Applied to human races, the genetic differences between human racial groupings fail to stand out against the backdrop of human genetic diversity sufficiently, across the whole genome, to make the cut as biological subspecies, at any threshold of "sufficiently" to be useful across the rest of biology (not that biology has a lot of use for subspecies in general -- species are fuzzy enough already)."

What some people seem to want this to mean is more like

(2) "Observed average morphological and behavioral differences between members of different human races are not genetically mediated."

This is absurd on its face, and is not implied by (1).

There's plenty of room for different socially-defined and approximately ancestry-tracking racial groups of humans to exhibit genetically-mediated differences in morphology and behavior without qualifying as biological subspecies. There's plenty of room for greyhounds and pitbulls to do so as well, also without qualifying as biological subspecies.

(1) "Inasmuch as there's a sensible biological phenomenon of "race" or "subspecies" that we can talk scientifically about all across biology (not just humans), we've broadly agreed to define this phenomenon in terms of ratios of genetic variation within and between populations.
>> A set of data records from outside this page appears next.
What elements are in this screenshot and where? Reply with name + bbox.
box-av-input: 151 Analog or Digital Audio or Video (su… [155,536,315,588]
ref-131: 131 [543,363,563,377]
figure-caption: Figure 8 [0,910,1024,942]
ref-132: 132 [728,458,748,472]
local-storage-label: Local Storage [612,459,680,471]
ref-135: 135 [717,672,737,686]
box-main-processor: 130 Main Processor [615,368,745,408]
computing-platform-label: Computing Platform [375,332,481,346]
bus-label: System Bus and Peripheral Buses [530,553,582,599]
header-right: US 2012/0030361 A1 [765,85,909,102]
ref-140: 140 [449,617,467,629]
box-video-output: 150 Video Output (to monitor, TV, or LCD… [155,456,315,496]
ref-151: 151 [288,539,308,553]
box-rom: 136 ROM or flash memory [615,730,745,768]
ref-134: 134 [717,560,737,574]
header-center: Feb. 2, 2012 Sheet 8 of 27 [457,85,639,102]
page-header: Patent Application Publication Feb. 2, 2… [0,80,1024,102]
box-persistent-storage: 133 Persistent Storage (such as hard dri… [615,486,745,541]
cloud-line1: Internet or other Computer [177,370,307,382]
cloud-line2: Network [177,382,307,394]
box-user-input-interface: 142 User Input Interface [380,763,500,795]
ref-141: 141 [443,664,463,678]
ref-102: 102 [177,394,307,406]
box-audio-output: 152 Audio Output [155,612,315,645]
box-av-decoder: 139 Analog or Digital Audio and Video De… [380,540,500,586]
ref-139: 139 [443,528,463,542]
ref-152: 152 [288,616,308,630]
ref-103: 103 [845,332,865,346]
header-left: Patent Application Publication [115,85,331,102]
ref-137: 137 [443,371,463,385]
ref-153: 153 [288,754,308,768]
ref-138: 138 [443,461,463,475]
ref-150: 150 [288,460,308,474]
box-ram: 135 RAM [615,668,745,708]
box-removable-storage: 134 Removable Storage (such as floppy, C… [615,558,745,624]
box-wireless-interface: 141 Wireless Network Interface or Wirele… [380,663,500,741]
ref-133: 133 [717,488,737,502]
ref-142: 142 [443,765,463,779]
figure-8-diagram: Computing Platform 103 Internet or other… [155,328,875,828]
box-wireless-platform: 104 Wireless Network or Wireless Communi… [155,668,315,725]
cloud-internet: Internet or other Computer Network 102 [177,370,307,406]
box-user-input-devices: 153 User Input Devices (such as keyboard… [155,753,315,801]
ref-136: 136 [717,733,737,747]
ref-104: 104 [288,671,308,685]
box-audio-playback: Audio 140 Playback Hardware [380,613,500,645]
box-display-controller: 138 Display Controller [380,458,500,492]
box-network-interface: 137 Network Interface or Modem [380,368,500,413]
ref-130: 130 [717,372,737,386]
Morphology and behavior isn't enough. If you want to tell me that you've discovered a new subspecies of gray flycatcher, the distinctive markings on its tail feathers and the distinctive song that it sings aren't going to cut it -- you have to show something about the ratio of overall genetic variation within vs between candidate populations of gray flycatchers.

I am pretty sure racial categories from professional scientific point of view has been criticised, not because of politcal pressure, but more or less along the lines of what you are saying, due to lack of precision.

Because of both. There are inherent problems in biological classifications and human races are nothing unusual about this. It is Lumpers and splitters when it comes to other organisms, but "progressives" and "evil racists" when it comes to humans. Species problem And even this: Ring species No anti-racist says that existence of ring species proves that biologists are doing something bad with classifications, that species don't exist, it's just isolated demand of rigor regarding humans.